Bien loin de verser dans l’immobilisme, la mise en œuvre du principe de précaution doit ainsi faire progresser en
même temps recherche et sécurité. Elle doit viser tout à la fois la réduction des incertitudes scientifiques et la
maîtrise des risques dans un esprit de dialogue constructif entre les experts scientifiques, le monde politique et la
société civile.

II. - Sources du principe de précaution

A. - Genèse du principe de précaution

8. – Le concept ALARA – Certains auteurs considèrent que la démarche ALARA (As Low As Reasonably
Achievable – « Aussi bas que raisonnablement possible »), applicable en matière de radioprotection et centré sur la
source du risque, peut être regardé comme un précurseur du principe de précaution (O. Godard, La question de la
précaution en milieu professionnel : EDP Sciences / INRS, 2006, p. 82).
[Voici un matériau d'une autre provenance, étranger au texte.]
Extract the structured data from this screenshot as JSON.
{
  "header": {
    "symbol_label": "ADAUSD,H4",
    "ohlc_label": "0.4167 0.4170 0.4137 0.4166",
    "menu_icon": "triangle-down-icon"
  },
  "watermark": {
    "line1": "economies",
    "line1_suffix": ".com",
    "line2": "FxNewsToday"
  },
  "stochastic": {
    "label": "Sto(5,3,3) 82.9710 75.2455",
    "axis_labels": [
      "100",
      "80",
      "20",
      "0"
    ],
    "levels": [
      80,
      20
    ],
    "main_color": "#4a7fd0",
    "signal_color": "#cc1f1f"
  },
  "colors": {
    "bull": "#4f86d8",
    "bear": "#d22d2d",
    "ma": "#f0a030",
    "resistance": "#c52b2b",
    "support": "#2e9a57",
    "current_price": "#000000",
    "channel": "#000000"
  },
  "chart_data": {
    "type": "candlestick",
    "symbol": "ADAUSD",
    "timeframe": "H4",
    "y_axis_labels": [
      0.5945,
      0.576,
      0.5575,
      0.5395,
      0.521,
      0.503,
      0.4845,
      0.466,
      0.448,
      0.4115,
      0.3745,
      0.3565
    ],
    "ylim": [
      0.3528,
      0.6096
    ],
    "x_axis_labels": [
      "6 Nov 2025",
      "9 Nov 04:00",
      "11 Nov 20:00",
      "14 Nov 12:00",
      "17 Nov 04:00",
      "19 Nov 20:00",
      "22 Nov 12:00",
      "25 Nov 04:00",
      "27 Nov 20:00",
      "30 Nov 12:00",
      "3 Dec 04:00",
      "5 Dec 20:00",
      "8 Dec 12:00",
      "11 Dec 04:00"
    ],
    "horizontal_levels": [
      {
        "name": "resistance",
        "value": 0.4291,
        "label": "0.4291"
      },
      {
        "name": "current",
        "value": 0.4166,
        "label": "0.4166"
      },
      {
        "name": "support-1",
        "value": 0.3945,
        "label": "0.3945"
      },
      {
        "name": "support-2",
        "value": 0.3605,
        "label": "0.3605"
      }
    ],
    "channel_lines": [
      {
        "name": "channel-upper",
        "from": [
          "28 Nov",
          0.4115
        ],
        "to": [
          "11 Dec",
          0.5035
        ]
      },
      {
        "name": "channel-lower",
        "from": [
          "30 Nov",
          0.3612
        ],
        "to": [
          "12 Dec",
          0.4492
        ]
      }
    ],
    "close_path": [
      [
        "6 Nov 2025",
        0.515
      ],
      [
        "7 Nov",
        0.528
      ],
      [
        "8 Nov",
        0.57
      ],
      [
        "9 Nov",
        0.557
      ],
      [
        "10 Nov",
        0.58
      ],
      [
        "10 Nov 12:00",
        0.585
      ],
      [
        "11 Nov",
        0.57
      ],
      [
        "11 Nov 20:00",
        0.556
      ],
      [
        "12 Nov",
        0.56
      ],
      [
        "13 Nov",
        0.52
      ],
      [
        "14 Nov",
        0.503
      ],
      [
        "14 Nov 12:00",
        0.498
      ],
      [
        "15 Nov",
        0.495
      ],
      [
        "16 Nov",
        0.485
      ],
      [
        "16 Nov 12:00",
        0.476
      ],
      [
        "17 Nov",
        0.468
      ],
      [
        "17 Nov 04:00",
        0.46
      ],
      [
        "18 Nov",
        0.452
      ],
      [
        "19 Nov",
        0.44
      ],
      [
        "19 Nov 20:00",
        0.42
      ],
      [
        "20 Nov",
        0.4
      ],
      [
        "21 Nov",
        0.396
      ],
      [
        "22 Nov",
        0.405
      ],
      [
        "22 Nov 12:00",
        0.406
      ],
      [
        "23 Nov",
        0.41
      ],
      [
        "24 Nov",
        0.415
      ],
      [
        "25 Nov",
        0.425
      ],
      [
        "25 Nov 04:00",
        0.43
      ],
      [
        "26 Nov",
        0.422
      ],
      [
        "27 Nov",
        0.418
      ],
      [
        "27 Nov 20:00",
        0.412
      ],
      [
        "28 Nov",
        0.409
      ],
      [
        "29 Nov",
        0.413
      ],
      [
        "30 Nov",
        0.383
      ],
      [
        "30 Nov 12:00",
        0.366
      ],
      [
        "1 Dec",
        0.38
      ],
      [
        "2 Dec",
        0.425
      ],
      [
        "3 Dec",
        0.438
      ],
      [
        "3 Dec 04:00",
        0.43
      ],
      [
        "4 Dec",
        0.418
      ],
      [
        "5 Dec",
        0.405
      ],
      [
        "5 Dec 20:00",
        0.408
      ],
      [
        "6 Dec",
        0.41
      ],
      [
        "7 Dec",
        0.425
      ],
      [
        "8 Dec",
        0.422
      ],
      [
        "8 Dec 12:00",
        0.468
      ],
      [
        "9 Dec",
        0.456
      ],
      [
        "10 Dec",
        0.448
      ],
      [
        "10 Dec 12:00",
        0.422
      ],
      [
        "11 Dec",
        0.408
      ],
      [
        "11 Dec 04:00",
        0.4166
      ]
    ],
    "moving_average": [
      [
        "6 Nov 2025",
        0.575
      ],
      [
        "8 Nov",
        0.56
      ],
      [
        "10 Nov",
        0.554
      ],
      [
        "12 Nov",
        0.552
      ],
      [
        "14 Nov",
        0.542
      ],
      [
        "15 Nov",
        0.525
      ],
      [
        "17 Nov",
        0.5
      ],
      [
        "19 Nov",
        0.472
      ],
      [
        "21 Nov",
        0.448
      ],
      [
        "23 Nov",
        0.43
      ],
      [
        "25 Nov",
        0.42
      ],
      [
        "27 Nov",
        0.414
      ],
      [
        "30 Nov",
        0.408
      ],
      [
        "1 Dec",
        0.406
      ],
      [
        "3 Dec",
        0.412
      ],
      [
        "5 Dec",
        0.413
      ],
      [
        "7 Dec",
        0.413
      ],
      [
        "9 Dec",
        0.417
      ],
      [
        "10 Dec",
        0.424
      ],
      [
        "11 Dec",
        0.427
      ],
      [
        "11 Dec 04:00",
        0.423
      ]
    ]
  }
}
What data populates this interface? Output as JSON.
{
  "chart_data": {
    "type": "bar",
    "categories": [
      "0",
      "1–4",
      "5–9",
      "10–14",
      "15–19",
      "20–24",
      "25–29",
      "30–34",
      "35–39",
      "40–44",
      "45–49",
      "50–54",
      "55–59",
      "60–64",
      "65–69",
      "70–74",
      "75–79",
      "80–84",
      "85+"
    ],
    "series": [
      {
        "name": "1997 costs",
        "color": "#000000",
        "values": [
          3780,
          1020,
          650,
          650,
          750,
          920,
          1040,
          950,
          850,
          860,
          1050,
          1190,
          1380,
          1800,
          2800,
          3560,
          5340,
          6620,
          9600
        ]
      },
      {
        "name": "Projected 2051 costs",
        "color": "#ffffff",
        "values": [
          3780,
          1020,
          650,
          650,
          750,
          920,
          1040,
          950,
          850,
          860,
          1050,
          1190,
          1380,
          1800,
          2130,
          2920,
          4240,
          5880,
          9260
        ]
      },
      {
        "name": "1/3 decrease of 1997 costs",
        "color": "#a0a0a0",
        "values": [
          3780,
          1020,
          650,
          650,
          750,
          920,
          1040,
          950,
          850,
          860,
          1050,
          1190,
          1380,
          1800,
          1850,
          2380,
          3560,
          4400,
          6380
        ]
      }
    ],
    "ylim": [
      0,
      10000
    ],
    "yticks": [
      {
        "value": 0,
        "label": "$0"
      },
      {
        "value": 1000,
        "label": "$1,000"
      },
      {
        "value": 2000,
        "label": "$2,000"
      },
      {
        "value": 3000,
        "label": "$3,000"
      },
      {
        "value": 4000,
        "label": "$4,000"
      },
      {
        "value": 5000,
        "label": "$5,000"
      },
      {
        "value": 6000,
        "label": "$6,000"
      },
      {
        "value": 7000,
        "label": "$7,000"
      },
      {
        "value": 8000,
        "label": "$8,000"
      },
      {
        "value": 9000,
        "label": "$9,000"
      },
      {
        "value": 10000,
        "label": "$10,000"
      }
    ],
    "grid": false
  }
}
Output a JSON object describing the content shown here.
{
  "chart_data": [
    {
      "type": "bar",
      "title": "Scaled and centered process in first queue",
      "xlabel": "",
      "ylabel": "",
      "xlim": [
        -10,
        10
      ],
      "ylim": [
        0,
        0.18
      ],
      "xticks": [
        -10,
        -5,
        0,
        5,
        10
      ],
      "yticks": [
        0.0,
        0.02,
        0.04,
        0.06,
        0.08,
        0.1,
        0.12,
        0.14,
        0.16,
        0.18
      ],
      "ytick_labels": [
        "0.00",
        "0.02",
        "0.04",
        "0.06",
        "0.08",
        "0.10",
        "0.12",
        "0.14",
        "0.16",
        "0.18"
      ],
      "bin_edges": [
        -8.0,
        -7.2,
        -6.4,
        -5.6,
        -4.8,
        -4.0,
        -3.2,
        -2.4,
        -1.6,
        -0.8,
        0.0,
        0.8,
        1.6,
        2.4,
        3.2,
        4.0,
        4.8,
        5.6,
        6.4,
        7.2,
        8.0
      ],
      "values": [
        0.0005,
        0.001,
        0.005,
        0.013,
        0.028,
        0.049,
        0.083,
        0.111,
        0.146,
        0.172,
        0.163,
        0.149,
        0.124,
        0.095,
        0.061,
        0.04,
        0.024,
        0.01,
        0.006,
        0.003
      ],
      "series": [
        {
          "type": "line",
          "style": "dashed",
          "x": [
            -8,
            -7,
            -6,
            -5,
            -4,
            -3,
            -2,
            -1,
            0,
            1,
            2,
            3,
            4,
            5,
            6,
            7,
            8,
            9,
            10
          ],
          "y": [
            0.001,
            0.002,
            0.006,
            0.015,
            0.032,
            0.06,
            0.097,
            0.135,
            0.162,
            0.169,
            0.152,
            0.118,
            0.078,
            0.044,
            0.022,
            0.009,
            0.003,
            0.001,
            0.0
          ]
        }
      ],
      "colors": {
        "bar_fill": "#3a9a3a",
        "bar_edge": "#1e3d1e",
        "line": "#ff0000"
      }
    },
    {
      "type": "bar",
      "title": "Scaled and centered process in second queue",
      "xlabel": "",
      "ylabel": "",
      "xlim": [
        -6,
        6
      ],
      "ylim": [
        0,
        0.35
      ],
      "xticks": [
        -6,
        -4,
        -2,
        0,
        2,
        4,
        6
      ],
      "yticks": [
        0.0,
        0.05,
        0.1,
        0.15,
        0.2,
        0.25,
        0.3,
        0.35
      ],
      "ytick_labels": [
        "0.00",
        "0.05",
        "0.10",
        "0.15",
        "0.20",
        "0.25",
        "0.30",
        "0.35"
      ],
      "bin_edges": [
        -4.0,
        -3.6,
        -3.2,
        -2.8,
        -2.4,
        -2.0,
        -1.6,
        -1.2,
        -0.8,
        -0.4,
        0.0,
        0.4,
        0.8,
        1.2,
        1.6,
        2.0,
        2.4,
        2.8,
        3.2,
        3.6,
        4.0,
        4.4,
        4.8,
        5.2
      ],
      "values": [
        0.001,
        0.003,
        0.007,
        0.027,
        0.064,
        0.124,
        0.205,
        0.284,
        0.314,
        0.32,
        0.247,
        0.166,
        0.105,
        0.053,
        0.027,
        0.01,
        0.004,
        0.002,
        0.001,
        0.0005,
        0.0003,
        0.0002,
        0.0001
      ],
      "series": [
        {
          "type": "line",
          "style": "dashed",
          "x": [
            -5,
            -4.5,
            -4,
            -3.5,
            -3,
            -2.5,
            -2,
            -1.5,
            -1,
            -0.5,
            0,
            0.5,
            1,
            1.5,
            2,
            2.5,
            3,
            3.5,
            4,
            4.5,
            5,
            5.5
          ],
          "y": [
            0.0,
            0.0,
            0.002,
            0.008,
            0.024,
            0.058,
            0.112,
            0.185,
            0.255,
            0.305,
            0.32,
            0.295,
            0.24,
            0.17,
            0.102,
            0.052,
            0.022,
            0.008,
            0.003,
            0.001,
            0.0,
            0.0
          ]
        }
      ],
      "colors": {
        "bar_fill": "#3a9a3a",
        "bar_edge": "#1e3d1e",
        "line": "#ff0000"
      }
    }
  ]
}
Cette démarche constitue l’expression d’un
doute quant aux effets pour la santé d’une exposition à de faibles doses de radiations ionisantes. La Commission
internationale de protection radiologique (CIPR) a ainsi proposé dès 1955 un cadre au sein duquel ont été
encouragées des pratiques prudentes, « compte tenu des preuves incomplètes sur lesquelles reposent les valeurs
et de la connaissance que certains effets des rayonnements sont irréversibles et peuvent se cumuler. »
(International Commission on Radiological Protection, “Recommendations of the International Commission on
Radiological Protection”, British Journal of Radiology, Supplement n°6, London, 1955). La démarche ALARA est
depuis devenue un standard professionnel.

9. – Le « Vorsorgeprinzip » en droit allemand – L'Allemagne a, la première, développé la notion juridique de


précaution (Vorsorge) à partir de 1971 (Umweltprogramm der Bundesregierung vom 29.9.1971, BT-Drs VI/2710),
en la distinguant de la notion de prévention qui emporte l’exigence d’une protection contre les risques
(Gefahrenabwehr). La précaution est déjà définie comme l’attitude dictée par la prise en compte d’un risque encore
inconnu mais pressenti. Les autorités allemandes l’ont énoncée sous la forme de principe (Vorsorgeprinzip) en
1976 (Umweltbericht ’76 – Fortschreibung des Umweltprogramms der Bundesregierung vom 14.7.1976, BT-Drs.
8/3713). La jurisprudence l'a reconnue de manière formelle (en particulier, BverwGE, 17 févr. 1984, Bd.69, 1985, p.
43) et des lignes directrices ont été adoptées le 3 septembre 1986 (Leitlinien der Bundesgregierung zur
Umweltvorsorge durch Vermeidung und stufenweise Verminderung von Schadstoffen, BT Drs. 10/6028, 19.09.86).
Le principe de précaution a ensuite irrigué l’ensemble de la politique allemande relative à la protection de
l'environnement et de la santé (V. K. Von Moltke, The Vorsorgeprinzip in West German Environmental policy,
Report prepared at the request of the Royal Commission on environmental Pollution (United Kingdom), 1987).

Le Vorsorgeprinzip, en tant que principe de politique publique, affirme le besoin d’une démarche de planification à
moyen et long terme des mesures de protection de l’environnement. À l’ère de la mondialisation et face à des
enjeux environnementaux complexes, cette démarche était vouée à acquérir une dimension internationale.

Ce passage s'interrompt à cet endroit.